Ekolodzy: policja nie zapewniła zatrzymanym toalet
Ekologiczne grupy nacisku oskarżyły duńską policję o zbyt brutalne traktowanie demonstrantów podczas sobotniego marszu w Kopenhadze. Policja broni swoich decyzji.
2009-12-13, 11:26
Ulicami Kopenhagi, w której odbywa się szczyt klimatyczny ONZ, przemaszerowało w sobotę kilkadziesiąt tysięcy ludzi. Demonstranci domagali się od światowych liderów nasilenia walki ze zmianami klimatu.
Policja zatrzymała lub aresztowała prawie tysiąc najbardziej agresywnych demosntrantów. Większość zatrzymanych po kilku godzinach zwolniono, kilkoro najbardziej agresywnych usłyszy zarzuty.
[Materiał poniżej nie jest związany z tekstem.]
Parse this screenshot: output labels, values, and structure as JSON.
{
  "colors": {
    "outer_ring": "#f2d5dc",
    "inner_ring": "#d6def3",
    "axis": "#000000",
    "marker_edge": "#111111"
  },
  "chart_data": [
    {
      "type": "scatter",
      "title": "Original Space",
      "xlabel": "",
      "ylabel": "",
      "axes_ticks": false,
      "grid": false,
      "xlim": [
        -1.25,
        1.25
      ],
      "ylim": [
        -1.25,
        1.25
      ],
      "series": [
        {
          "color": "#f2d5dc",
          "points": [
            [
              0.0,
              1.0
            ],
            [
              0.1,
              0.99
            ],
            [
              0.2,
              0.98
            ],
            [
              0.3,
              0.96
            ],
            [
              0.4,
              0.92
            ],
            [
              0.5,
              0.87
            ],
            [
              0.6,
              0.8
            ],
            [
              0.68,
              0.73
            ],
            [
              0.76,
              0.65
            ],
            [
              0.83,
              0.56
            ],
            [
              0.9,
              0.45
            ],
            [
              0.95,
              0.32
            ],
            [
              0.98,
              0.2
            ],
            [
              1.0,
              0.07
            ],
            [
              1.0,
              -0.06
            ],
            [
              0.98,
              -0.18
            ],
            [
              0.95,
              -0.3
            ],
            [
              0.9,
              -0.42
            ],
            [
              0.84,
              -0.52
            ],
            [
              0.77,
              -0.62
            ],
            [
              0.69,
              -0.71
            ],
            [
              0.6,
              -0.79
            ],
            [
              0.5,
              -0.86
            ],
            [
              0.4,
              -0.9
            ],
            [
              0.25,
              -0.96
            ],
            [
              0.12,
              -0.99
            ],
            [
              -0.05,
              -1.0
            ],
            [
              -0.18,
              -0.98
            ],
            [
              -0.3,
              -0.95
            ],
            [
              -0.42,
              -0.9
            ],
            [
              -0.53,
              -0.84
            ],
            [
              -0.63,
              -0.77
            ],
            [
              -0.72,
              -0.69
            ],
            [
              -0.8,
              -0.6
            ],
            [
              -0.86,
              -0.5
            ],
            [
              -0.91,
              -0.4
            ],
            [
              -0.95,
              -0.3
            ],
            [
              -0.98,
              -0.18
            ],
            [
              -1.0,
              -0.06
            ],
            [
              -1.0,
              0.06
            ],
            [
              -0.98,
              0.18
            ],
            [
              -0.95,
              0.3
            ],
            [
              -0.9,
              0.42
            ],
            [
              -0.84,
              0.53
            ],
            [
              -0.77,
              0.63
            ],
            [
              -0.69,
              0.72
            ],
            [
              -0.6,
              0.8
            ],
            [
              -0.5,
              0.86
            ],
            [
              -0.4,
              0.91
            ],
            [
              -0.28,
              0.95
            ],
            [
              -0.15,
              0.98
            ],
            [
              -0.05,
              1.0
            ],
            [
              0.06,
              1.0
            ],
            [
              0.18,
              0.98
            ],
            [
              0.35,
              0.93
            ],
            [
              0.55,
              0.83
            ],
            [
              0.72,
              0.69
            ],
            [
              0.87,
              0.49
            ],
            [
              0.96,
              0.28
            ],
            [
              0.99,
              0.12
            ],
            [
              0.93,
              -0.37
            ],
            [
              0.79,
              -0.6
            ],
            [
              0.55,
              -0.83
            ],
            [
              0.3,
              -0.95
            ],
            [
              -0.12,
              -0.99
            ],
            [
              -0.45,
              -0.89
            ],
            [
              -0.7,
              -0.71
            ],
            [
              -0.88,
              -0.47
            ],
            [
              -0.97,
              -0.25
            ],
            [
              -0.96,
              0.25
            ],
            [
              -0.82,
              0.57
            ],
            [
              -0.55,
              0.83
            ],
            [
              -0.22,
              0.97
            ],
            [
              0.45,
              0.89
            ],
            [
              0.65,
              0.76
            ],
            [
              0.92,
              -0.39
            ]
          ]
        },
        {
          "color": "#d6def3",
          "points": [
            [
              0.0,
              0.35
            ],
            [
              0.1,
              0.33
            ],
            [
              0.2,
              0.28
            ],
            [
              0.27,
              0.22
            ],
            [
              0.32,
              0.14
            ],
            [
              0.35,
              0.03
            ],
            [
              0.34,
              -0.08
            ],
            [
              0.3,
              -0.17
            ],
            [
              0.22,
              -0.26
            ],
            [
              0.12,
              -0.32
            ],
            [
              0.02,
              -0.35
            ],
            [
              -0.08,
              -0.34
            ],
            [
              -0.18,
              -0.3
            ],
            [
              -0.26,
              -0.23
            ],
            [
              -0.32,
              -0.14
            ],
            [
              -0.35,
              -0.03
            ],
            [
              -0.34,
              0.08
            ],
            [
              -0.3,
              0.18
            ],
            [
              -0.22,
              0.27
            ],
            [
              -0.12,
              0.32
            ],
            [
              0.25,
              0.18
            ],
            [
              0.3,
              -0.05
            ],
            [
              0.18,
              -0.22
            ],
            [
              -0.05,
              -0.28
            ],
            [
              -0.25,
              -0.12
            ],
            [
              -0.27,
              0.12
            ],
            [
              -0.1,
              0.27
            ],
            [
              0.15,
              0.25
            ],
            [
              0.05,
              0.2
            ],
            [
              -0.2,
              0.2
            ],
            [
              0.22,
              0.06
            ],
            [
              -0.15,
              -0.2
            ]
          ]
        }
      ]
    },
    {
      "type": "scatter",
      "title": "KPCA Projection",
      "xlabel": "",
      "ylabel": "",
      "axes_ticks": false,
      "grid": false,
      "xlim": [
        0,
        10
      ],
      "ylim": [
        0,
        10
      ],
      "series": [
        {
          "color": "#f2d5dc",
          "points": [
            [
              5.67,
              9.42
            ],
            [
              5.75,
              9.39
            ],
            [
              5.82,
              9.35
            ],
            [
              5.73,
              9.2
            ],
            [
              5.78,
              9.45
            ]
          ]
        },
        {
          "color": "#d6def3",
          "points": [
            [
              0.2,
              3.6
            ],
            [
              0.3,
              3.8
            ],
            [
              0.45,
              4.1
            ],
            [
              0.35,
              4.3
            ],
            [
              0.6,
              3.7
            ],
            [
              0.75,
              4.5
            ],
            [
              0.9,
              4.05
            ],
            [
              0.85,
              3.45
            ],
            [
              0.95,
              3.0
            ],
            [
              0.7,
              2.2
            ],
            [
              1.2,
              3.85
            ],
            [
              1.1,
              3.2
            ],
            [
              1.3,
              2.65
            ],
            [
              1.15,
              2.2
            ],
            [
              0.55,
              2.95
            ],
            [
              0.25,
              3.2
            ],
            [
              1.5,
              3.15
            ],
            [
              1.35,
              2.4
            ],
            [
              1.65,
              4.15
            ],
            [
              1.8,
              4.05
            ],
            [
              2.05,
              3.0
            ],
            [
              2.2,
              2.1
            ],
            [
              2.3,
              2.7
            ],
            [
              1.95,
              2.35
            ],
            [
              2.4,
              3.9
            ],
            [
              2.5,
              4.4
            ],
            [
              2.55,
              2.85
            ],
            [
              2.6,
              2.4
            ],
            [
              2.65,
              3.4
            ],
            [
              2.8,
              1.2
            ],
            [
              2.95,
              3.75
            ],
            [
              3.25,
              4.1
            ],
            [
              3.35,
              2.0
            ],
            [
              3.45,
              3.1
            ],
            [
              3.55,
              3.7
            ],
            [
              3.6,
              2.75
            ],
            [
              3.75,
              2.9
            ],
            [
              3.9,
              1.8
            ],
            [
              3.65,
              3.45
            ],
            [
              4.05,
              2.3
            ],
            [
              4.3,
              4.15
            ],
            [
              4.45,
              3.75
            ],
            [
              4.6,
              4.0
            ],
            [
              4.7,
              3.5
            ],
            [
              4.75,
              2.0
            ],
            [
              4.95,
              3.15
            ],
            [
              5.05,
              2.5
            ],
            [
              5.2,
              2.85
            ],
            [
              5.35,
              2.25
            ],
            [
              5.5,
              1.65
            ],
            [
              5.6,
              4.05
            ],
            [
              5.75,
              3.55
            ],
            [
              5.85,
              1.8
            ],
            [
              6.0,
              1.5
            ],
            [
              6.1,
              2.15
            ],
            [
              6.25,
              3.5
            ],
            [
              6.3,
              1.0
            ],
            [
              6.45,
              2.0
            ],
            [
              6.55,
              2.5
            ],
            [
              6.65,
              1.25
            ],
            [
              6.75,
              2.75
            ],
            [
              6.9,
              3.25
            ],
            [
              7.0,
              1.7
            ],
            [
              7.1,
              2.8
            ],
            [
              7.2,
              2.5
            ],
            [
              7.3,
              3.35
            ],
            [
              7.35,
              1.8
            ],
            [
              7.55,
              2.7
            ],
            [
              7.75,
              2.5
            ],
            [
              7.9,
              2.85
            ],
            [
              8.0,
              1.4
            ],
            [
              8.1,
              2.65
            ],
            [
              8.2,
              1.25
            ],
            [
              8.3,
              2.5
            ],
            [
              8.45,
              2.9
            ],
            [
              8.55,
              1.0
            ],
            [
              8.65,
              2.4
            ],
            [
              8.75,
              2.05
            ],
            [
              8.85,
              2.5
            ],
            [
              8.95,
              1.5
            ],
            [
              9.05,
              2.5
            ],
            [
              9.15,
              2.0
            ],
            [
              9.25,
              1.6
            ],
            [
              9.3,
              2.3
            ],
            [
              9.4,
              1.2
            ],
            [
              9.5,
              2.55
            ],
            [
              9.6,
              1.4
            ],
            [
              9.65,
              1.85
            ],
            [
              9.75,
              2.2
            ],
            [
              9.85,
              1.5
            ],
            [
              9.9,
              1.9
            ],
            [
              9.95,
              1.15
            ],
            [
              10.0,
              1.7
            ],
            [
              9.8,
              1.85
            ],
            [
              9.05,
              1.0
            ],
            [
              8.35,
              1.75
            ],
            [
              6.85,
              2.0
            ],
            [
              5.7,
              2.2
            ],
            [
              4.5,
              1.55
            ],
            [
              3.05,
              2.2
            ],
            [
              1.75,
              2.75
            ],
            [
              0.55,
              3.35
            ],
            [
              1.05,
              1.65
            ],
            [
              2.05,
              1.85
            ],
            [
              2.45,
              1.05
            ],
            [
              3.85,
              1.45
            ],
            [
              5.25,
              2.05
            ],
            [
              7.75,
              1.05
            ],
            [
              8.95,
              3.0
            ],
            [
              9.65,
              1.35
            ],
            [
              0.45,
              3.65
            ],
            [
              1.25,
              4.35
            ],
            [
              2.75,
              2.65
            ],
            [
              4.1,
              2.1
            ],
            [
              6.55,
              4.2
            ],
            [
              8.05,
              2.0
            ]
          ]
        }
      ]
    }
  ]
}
Rzecznik organizacji Akcja na Rzecz Sprawiedliwości Klimatycznej powiedział BBC, że wielu ludzi przetrzymywano w nieogrzewanych miejscach, bez dostępu do wody, toalet i opieki medycznej. Policja zdecydowanie zaprzecza tym oskarżeniom. Podkreśla, że wszyscy mieli dostęp do wody i urządzeń sanitarnych, a zatrzymania były częścią skutecznej akcji prewencyjnej
Szczyt klimatyczny ONZ jest na półmetku. Do Kopenhagi zaczęli przyjeżdżać ministrowie, który dołączą do już obecnych tam delegacji. Za kilka dni pojawią się liderzy państw, w tym prezydent USA Barack Obama i premier Donald Tusk. Celem szczytu jest ustalenie globalnej strategii ratowania ziemskiego klimatu.